From: Annacia
On May 15, 2005
Sorry but no!. This whole thing is just wrong. As my husband is a creamed corn fan I thought I'd give it a try to go with a chili lunch. I can't exactly put my finger on what this is but good corn bread it isn't. It's too heavy and dense even when well baked and I guess it's the yougut that gives it an "off" taste. I'm from Texas folk and have been making cornbread forever. I have used buttermilk most of the time and have always had excellent results. My appologies but I have to give this one a pass
From: BowerBird
On Feb 26, 2006
We enjoyed this cornbread. Mine came out very moist and I liked the fact it was not dry. I used sour cream, as I did not have any yoghurt, and I would happily make this one again. Thanks for sharing
From: looneytunesfan
On Jan 29, 2006
As my daughter put it, "I wish I could give it 10 stars, it is that good". I made it exactly like the directions said only using sour cream instead of the yogurt (as I didn't have any). It was moist and delicious, the other reviewer didn't know what they were talking about.

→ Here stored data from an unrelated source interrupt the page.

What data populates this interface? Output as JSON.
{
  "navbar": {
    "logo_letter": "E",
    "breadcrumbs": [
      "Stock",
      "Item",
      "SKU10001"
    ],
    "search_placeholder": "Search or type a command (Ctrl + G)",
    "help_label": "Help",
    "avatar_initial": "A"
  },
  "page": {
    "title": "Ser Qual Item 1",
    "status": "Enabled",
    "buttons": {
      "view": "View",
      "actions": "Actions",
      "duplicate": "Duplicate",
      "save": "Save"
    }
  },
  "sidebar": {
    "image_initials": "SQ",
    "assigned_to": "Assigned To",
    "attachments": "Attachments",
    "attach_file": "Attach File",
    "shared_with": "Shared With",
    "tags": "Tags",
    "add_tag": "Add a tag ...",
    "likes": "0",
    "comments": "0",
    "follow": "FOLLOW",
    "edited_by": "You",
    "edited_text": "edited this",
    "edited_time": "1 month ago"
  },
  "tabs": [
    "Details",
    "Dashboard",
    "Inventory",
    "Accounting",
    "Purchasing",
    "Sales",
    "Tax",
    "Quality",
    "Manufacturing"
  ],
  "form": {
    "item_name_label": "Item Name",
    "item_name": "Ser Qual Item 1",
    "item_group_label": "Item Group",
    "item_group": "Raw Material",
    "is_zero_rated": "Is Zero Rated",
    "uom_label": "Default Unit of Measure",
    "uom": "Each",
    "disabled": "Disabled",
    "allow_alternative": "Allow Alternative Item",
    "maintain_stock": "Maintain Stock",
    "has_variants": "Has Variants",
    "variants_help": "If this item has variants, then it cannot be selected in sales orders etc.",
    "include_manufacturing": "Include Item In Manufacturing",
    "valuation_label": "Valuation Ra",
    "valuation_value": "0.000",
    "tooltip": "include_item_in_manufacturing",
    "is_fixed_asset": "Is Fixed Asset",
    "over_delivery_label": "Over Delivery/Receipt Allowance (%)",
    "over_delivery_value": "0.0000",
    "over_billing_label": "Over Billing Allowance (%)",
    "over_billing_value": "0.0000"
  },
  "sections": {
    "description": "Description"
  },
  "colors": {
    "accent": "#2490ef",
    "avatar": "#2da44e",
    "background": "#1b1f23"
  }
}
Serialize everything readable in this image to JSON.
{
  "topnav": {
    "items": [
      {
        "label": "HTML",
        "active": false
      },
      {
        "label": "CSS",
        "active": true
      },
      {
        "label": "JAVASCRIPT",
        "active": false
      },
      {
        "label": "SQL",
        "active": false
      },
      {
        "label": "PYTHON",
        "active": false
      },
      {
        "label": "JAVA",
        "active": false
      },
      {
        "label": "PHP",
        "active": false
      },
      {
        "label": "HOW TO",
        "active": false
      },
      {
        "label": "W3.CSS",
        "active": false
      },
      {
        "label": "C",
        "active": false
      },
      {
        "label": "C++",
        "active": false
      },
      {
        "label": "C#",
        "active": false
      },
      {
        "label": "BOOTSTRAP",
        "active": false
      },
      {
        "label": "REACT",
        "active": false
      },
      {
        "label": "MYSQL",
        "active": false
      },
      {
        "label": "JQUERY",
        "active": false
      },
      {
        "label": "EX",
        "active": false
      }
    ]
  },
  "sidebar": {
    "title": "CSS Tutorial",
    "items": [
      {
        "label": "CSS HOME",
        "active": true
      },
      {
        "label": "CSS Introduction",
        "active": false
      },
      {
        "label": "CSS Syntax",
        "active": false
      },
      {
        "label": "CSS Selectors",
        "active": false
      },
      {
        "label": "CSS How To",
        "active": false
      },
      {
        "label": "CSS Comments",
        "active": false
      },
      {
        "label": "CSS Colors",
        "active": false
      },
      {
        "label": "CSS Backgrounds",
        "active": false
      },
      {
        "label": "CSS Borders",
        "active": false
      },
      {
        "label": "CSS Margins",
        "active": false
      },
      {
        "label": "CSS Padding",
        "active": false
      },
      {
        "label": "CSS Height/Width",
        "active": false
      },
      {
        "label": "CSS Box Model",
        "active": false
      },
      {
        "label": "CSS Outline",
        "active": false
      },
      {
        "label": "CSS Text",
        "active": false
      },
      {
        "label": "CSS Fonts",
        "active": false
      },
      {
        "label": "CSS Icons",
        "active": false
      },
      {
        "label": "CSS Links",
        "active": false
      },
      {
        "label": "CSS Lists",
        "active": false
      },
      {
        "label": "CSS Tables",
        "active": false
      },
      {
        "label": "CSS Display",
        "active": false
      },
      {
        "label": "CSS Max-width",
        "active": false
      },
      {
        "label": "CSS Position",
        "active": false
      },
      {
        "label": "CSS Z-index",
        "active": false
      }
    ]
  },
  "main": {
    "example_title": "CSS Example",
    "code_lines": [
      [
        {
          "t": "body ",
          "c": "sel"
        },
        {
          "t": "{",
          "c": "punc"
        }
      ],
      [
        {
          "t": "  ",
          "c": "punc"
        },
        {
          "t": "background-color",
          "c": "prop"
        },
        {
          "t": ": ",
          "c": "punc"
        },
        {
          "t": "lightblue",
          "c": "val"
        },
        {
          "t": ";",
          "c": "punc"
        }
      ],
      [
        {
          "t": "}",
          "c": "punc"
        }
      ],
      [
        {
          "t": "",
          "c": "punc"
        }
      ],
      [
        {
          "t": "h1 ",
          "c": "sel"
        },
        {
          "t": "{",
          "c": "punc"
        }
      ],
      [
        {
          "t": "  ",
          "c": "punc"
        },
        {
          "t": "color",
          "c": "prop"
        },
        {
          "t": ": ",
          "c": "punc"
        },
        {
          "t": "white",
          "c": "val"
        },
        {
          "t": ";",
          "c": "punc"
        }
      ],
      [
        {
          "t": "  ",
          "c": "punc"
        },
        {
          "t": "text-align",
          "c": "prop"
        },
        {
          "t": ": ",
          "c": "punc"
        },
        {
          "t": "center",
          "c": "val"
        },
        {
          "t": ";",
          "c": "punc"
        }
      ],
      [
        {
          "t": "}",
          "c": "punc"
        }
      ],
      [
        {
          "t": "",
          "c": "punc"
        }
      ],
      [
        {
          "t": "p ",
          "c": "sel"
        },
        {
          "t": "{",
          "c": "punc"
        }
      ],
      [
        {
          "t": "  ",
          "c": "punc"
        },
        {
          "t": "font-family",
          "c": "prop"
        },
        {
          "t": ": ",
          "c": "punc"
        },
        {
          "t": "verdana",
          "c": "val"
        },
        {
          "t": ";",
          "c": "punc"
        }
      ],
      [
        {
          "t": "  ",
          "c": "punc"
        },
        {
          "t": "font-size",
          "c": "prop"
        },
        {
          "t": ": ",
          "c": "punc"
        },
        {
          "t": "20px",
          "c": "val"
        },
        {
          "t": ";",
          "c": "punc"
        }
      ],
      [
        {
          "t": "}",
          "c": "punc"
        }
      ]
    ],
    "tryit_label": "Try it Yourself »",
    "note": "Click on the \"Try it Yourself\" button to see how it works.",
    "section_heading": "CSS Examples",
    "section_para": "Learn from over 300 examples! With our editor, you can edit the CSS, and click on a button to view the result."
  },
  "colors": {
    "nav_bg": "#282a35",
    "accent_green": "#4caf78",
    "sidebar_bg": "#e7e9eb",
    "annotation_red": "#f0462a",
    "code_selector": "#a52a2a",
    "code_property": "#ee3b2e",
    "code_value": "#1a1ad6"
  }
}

Will definatly make this again. Thank you
From: Chef #364607
On Oct 16, 2006
This cornbread got rave reviews from my family! It was nice and moist. I used sour cream instead of yogurt based on the other reviews — maybe using sour cream instead of yougurt gives it a better taste.
From: jillmmmm
On Sep 30, 2008
I'd give this 10 stars too! I used this recipe as a base, cut it in half, used butter instead of oil, added a chili pepper and did use yogurt. YUM! I'll make this again and again!